Surprisingly, the seemingly successful transformation of the company to cloud computing related business did not assist in mitigating the bearish view of the stock. Apart from the disappointing fiscal 2016 fourth-quarter outlook issued by the company, there are a few more reasons for the weakness in the share price. The shares of the semiconductor manufacturer closed at $35.15 on Friday.
The Mountain View, California-based company reported fiscal 2016 third-quarter revenue of $15.8 billion, compared to $14.5 billion in the similar quarter last year. The third-quarter revenue topped the Wall Street estimates of $15.58 billion.
Intel
For the quarter ended September 2016, the 2 in 1 & Ultrabook manufacturer posted net income of $3.4 billion, up 9% from $3.1 billion in the 3Q 2015. On a per share basis, the IoT (Internet of Things) Gateway Technology provider recorded 3Q earnings of $0.69 per share, compared to $0.64 in the prior year’s similar quarter.

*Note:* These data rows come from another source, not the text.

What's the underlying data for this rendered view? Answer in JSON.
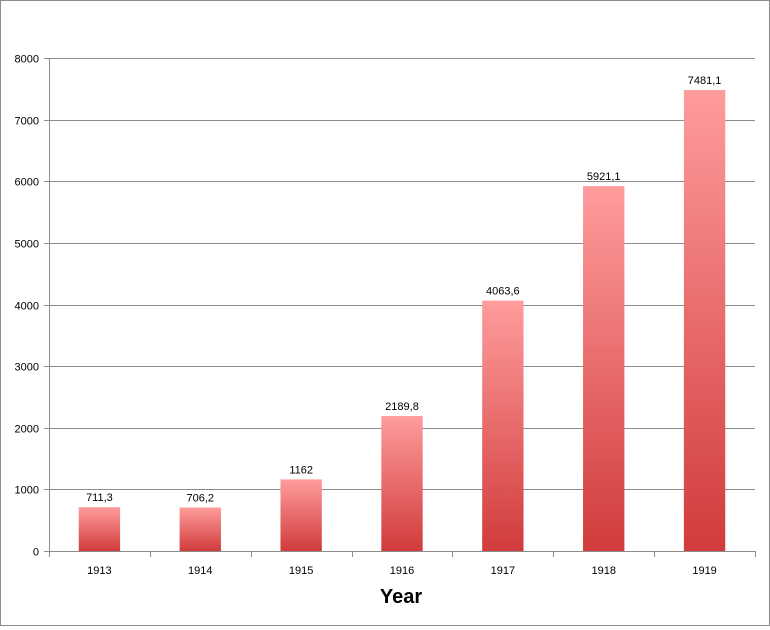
{
  "chart_data": {
    "type": "bar",
    "title": "",
    "xlabel": "Year",
    "ylabel": "",
    "categories": [
      "1913",
      "1914",
      "1915",
      "1916",
      "1917",
      "1918",
      "1919"
    ],
    "values": [
      711.3,
      706.2,
      1162,
      2189.8,
      4063.6,
      5921.1,
      7481.1
    ],
    "data_labels": [
      "711,3",
      "706,2",
      "1162",
      "2189,8",
      "4063,6",
      "5921,1",
      "7481,1"
    ],
    "ylim": [
      0,
      8000
    ],
    "yticks": [
      0,
      1000,
      2000,
      3000,
      4000,
      5000,
      6000,
      7000,
      8000
    ],
    "grid": true,
    "legend": "none",
    "bar_color_top": "#ff9c9c",
    "bar_color_bottom": "#d13b3b"
  }
}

Excluding charges, the third-quarter 2016 non-GAAP income of $3.9 billion or $0.80 per share was higher than the non-GAAP income of $3.2 billion or $0.66 per share in the similar period of 2015, and better than the Zacks estimates of $0.73 per share.
We forecast a downtrend in the stock due to two reasons. The first reason is the soft revenue guidance issued by the Intel’s management. For the fourth-quarter, the company anticipates revenue of $15.70 billion, which is lower than the FactSet estimate of $15.87 billion. Intel’s executive Vice-president Stacy Smith clarified that the primary reason for the lower guidance is the start-up costs for manufacturing the next generation processor.
Secondly, the company has so far taken $1.8 billion as restructuring charges. In the current quarter, Intel anticipates to write-down another $250 million. Intel also stated that the consumer segment still remains weak, even though it has shown signs of improvement.
Based on the discussed reasons, we anticipate the stock to remain range bound with negative bias.
At the outset, the price chart seems to indicate a consolidation in the stock price. However, the Chaikin money flow indicator reflects a different story. Since mid-August, the inflow of funds into the stock is on a decline. This means that the investors are not interested in buying at these valuations. So, we expect the stock to remain range bound with negative bias in the short-term.
A one touch put option can be bought to speculate on the probable decline in the share price of Intel. With an expiry period in the third-week of November, and strike price of $33 or higher, the binary trader will have higher chances of winning the put option trade.